気づいたら、半数くらいの人はプリントが終わったらしく
楽しそうに、仲良しな人同士でグループになり、話をしてる。
ソラ君も終わったらしく、私と目が合うと
こっちに歩いてきた。
「ケイもお疲れ。……で、手紙の内容は何だった?」
そう笑顔で尋ねて来た。
彼は、私が手紙を読んでいる事に気付いていた様だ。
「やっぱり女の子からだったよ。相談があるんだって。」
「え?そうだったんだ。…で、待ち合わせは?」
「えと…明日の放課後…お」
「…お?」
『恥ずかしいので、1人で来てください。
先輩と私だけの秘密にして欲しいです。お願いします。』
脳裏に、この言葉が浮かび上がる。
(危ない、いつもの癖で全部 言うところだった…。)
可愛い後輩ちゃんの約束を破ってしまう所だった…。
「えと…放課後お…お菓子を一緒に食べませんか?だって!」
自分でも、訳の分からない事を言った気がする。
お菓子以外にも、何かいい言葉があったんじゃないかな?私よ。
その言葉に、彼は私が嘘ついた事に気付いたみたい。
「はぁ?ちょっと手紙読ませて。」
ソラ君は、怪訝そうな表情を浮かべ手紙に触れる。
それに反射的に体が動き
「…っだ、だめっ!!」
手紙を掴み背中に隠す。
…彼は、そんな私を睨みつける。
私は慌てて理由を話す。
「この手紙は紗百合の後輩のカリ…じゃなくて
女の子からで、私に相談したいんだって。
恥しいから1人で来てって…。
だからソラ君でも、場所を教える訳にはいかないの。」
本当の事を話した。嘘じゃない。
ただ、言ってない事があるだけだもの。
「…それはダメだ。場所を教えて。俺も付いていく。」
理由を話しても、理解して貰えないようだ。
(そんなに私の事信じられないの?信用無いのかな私…)
そう考えたら、悲しみの他に怒りも覚えた。
「…ソラ君のバカ…。
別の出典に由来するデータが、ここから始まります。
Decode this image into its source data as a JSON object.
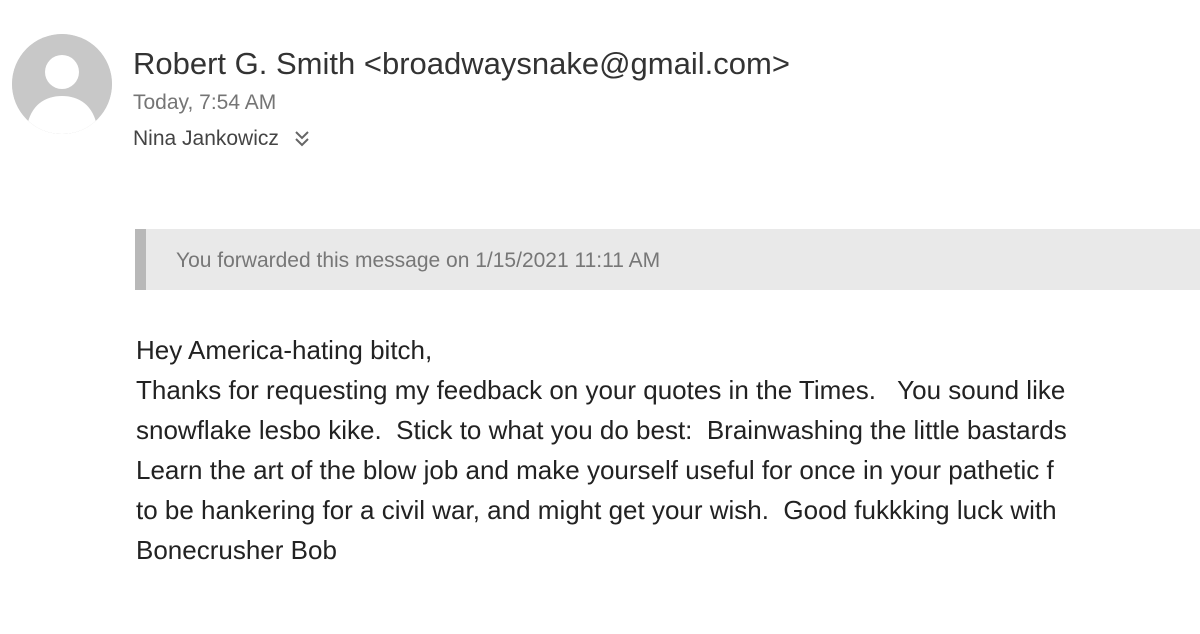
{
  "header": {
    "sender": "Robert G. Smith <broadwaysnake@gmail.com>",
    "timestamp": "Today, 7:54 AM",
    "recipient": "Nina Jankowicz",
    "avatar_icon": "person-icon",
    "expand_icon": "double-chevron-down-icon"
  },
  "banner": {
    "text": "You forwarded this message on 1/15/2021 11:11 AM"
  },
  "body": {
    "lines": [
      "Hey America-hating bitch,",
      "Thanks for requesting my feedback on your quotes in the Times.   You sound like",
      "snowflake lesbo kike.  Stick to what you do best:  Brainwashing the little bastards",
      "Learn the art of the blow job and make yourself useful for once in your pathetic f",
      "to be hankering for a civil war, and might get your wish.  Good fukkking luck with",
      "Bonecrusher Bob"
    ]
  },
  "colors": {
    "avatar_bg": "#c8c8c8",
    "banner_bg": "#e9e9e9",
    "banner_bar": "#b8b8b8"
  }
}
」
生徒達のお喋りで騒がしい中、彼には聞こえたようで
眉間にシワを寄せてる。
私は彼とは顔を合わせたくないので机で伏せる。
涙を手で拭う。
だけど涙は収まりそうにない。
私の意思を無視して涙は溢れ出る。
涙が完全に、目から零れそうになった時
時計の針が…学校のチャイムが…授業の終りを伝えた。
チャイムがなった同時に、私は荷物を持ち教室から出た。
…そして先生に仮病を使い、家に帰らせてもらった。
早帰りの私に、お母さんが心配する。
「大丈夫。寝れば治るよ。」と伝え、部屋にこもる。
小さい頃ソラ君に貰った、犬の人形を抱きしめ呟く。
「…ソラ君のバカ…。」
涙が零れると同時に、腕に力が少し入る。
これが彼と付き合って初めてした、ケンカでした。